Metastasis remains the foremost cause of death in cancer patients. Cells with metastasizing potentials are equipped to evade anoikis, a form of cell death resulting from cell detachment from extracellular matrix. Evasion of anoikis signals avails cells the ability to detach, migrate, and invade secondary sites, colonizing these sites thereby promote cancer metastasis. Cellular reprogramming has been identified as a crucial factor for tumor metastasis and yet to be fully explored. Our data showed upregulation in oxidative phosphorylation (OXPHOS) related genes in detached cells compared to adherent cells, suggesting that OXPHOS activity may enhance resistance to anoikis. Accordingly, treatment with metformin, a mitochondrial complex 1 inhibitor promoted anoikis in different cancer cells (cervical cancer - Hela, breast - MCF7, melanoma -B16F10 and Lewis Lungs carcinoma - LLC). Furthermore, metformin decreased spheroid formation, repressed ATP production, accumulated misfolded protein, and sensitized cells to anoikis via activation of caspase 3 and ROS production. More importantly, targeting OXPHOS with metformin inhibited pulmonary tumor metastasis, impaired lung nodules formation, and reduced lung weight in the B16F10 tumor model of balb/c nude mice. Collectively, our findings suggest therapeutic targeting of energy metabolism using metformin as a promising approach to enhance anoikis and attenuate tumor metastasis.

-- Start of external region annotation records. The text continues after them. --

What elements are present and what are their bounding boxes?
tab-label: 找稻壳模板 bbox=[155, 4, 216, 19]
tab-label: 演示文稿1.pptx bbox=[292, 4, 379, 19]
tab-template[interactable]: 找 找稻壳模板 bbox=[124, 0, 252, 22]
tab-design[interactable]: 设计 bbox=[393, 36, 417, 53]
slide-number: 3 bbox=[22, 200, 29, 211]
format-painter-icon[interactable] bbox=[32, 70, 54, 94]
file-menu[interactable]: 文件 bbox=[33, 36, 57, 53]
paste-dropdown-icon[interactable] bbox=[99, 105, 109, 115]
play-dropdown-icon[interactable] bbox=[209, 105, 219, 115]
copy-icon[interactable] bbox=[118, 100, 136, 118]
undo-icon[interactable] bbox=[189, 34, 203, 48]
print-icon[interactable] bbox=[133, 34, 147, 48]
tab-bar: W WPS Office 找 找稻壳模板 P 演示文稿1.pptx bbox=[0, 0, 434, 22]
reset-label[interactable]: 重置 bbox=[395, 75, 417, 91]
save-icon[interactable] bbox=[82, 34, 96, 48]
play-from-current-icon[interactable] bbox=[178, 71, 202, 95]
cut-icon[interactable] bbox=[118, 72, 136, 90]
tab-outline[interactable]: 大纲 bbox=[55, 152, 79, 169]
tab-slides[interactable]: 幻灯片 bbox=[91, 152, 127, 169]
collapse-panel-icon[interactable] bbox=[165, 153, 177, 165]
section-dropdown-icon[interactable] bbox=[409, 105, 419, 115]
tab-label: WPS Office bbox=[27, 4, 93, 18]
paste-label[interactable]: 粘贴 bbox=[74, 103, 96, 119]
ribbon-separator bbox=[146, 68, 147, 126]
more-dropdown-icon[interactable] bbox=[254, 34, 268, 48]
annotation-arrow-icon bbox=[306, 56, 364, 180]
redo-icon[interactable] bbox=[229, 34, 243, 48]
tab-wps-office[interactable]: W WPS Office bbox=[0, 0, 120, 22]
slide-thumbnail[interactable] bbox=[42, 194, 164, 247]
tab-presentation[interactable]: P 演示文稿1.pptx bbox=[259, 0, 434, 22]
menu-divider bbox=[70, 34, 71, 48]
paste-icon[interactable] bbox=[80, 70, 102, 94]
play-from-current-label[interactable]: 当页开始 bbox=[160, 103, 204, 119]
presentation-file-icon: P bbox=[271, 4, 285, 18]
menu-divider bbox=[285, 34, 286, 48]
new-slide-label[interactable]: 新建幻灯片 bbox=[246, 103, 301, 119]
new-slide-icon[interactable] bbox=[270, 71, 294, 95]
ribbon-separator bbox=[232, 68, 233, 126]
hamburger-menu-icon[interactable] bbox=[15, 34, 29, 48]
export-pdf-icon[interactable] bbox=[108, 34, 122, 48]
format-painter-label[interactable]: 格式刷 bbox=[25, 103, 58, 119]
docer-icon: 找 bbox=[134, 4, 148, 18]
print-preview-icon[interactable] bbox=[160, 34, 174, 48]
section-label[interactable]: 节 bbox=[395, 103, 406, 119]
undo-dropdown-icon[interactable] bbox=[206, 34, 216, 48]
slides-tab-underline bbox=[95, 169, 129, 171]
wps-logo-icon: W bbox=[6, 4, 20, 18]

Citation Format: Funmilayo Oladunni Adeshakin, Guizhong Zhang, Adeleye O. Adeshakin, Xiaochun Wan. Blockade of oxidative phosphorylation by metformin promotes anoikis [abstract]. In: Proceedings of the American Association for Cancer Research Annual Meeting 2021; 2021 Apr 10-15 and May 17-21. Philadelphia (PA): AACR; Cancer Res 2021;81(13_Suppl):Abstract nr 2869.